Wednesday, July 18, 2012

Baby Rails! (And Other Shore Sights)

A few weeks ago, I saw a Clapper Rail for the first time, and I was really excited. Well, this morning, while visiting Silver Sands State Park, I was lucky enough to see four of these usually-hidden birds!

One Clapper Rail popped out of the tall marsh grass near the boardwalk to snatch up a small crab for a snack (I'm pretty sure that's what this bird's holding in its beak):

After which it hurried back into the marsh on very dirty (oily?) feet:

A second Clapper Rail was further back in the marsh, preening itself in the morning sun:

And what's that small black fuzzball moving off to the side? Oh my goodness, it's a baby rail!

Wait, make that two babies!

I'm not surprised that these birds were breeding here -- this marsh seems like a great place for a rail to raise a family -- I'm just surprised that I actually got to see the babies! They're such a wonderful combination of adorable and ridiculously awkward, as babies often are -- just look at those gangly legs and huge feet! :D

So that was today's main excitement, but there were plenty of other things to see, too. Down on the beach, dozens of Ring-billed Gulls were beating the heat by panting, and I got to see into quite a few bright orange and red gull-mouths:

A Snowy Egret was standing in the ocean, quickly opening and closing its beak to churn the water, presumably in some sort of feeding technique -- I'm much more used to egrets using the hunting-and-stabbing method for getting food, so this was pretty interesting to watch!

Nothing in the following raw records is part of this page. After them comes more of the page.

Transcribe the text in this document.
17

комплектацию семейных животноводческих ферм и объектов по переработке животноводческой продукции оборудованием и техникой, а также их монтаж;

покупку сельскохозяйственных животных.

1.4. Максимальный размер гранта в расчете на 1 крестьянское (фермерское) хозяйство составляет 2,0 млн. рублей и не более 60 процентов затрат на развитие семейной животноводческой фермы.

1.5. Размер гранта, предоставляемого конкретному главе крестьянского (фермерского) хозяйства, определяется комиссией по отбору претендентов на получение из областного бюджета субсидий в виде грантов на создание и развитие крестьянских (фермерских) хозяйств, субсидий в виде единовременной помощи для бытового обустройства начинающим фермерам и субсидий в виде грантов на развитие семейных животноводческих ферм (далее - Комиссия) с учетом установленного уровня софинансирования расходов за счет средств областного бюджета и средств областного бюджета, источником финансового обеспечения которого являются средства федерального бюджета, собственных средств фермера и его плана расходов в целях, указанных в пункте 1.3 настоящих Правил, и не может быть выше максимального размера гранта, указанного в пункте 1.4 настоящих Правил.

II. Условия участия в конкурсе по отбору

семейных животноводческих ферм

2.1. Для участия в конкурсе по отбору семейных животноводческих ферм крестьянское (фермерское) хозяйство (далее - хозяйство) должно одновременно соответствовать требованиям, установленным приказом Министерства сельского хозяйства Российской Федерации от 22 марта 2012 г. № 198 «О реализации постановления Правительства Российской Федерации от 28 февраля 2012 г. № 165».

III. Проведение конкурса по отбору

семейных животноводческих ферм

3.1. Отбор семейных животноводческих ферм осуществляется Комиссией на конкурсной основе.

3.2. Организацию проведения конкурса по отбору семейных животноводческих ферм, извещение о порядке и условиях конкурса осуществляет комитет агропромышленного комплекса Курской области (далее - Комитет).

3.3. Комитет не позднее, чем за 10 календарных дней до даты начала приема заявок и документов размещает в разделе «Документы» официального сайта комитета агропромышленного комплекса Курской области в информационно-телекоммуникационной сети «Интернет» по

Back in the marsh, a Yellow-crowned Night-Heron was hunting in what I think of as the more typical heron/egret manner. But it stood so tall and straight as it waded through the water that it reminded me more of a stork or a crane than a heron:

Once it spotted some prey, it hunkered down into a much more heron-y pose....

Ready? Go!

Mmm, breakfast!

Finally, there was this Cabbage White butterfly (Pieris rapae) feeding from some Spotted Knapweed blooms (Centaurea biebersteinii) -- both of these species are non-native and invasive (assuming I've identified them correctly), but I think they're quite pretty nonetheless:

Tomorrow, I'm leaving on a trip with my family to a strange and foreign land: Utah! I'll be there for a week, and I hope to return with stories and pictures aplenty. Stay tuned!


  1. Amazing photos, including some of rails no one ever gets to see. What a wonderful seaside adventure.

  2. Have fun in Utah! The flora and fauna should be quite a change! Safe travels!